SOURCE ENTERS SWISS ETF MARKET
Source entered the Swiss ETF market earlier this week with the listing of 15 exchange-traded commodities (ETC) on the SIX Swiss Exchange. Source has initially listed 14 T-ETCs (Treasury Bill-secured ETCs) that track S&P GSCI total return commodity indices and one physical gold P-ETC that tracks the spot gold price and is secured by gold bullion held in J.P. Morgan Chase Bank’s London vaults. The annual fixed fee for all T-ETCs is 0.49 per cent a year while the Source Physical Gold P-ETC has a fee of 0.29 per cent a year.
NEW RBS EMERGING MARKETS AUTOCALL
Barclays Stockbrokers clients get exclusive access to RBS’s new Emerging Markets Autocall Accelerator until 15 November. It is a five-year fixed-term investment with exposure to the MSCI Emerging Markets Index. Investors will receive a return of 20 per cent after two years, if the level MSCI Emerging Markets Index is higher than or at the original closing level. If it is lower than the original level, then the investment continues for its full five-year term and investors’ returns are dependent on the performance of the underlying index.

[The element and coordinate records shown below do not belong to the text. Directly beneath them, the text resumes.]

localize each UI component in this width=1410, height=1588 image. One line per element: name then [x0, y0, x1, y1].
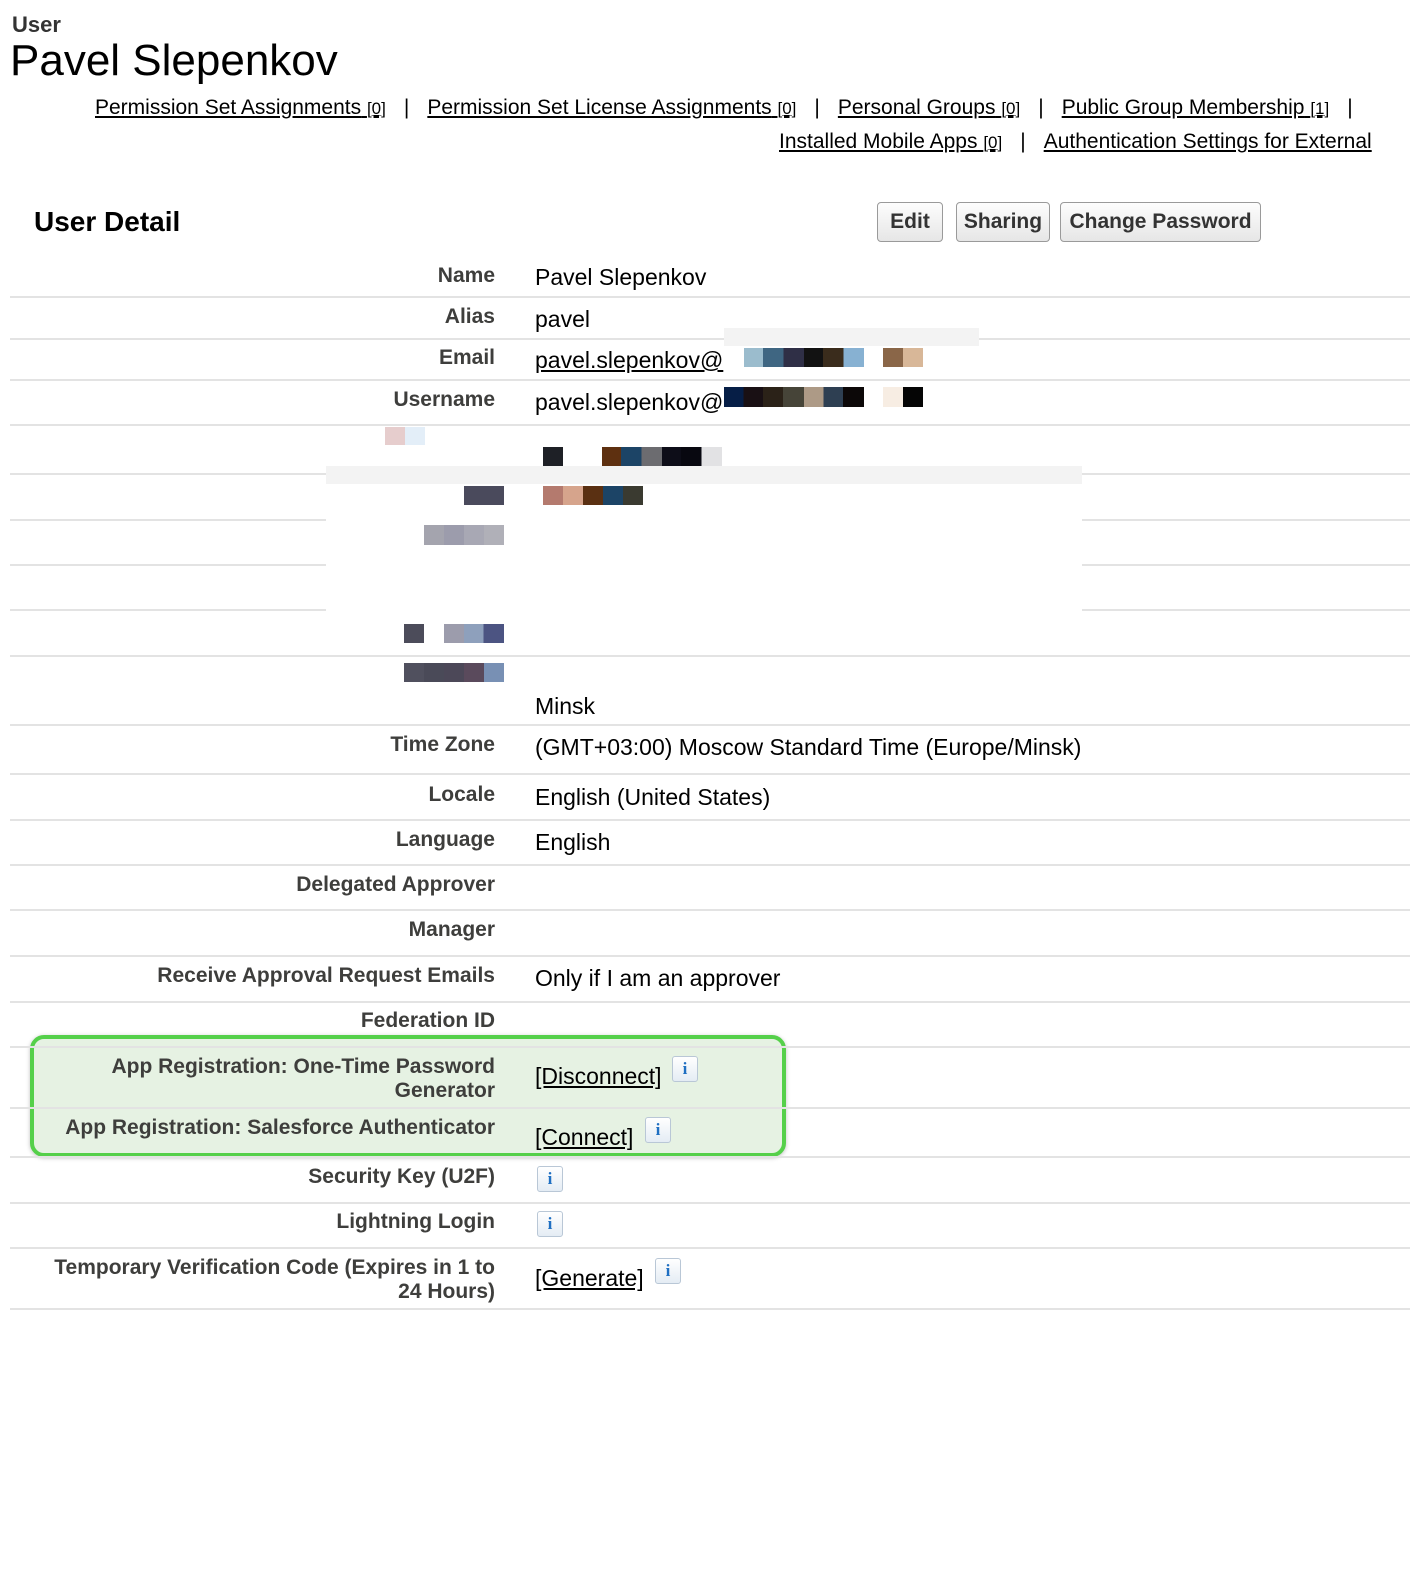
row-divider	[10, 864, 1410, 866]
info-icon[interactable]: i	[645, 1117, 671, 1143]
field-value-locale: English (United States)	[535, 784, 771, 810]
section-title: User Detail	[34, 206, 181, 237]
page-title: Pavel Slepenkov	[10, 36, 338, 85]
generate-code-link[interactable]: [Generate]	[535, 1265, 644, 1291]
redacted-pixels	[602, 447, 722, 466]
row-divider	[10, 1107, 1410, 1109]
row-divider	[10, 773, 1410, 775]
field-value-username: pavel.slepenkov@	[535, 389, 724, 415]
field-label-lightning-login: Lightning Login	[336, 1210, 495, 1233]
field-value-alias: pavel	[535, 306, 590, 332]
row-divider	[10, 1308, 1410, 1310]
connect-authenticator-link[interactable]: [Connect]	[535, 1124, 633, 1150]
redacted-pixels	[444, 624, 504, 643]
row-divider	[10, 338, 1410, 340]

TRIPLE LEVERAGED ETCS LAUNCHED
ETF Securities yesterday announced that it had launched 16 Triple Long and Triple Short Currency exchange-traded currencies (ETC). These are the first triple leveraged currency ETCs in Europe. They track the triple long and triple short versions of Morgan Stanley’s MSFX indices. The triple leveraged currency ETCs are at least 100 per cent collateralised and the maximum possible loss is the value of the initial investment, ETF Securities said. The products will be supported by multiple market makers and carry an annual fee of 0.98 per cent.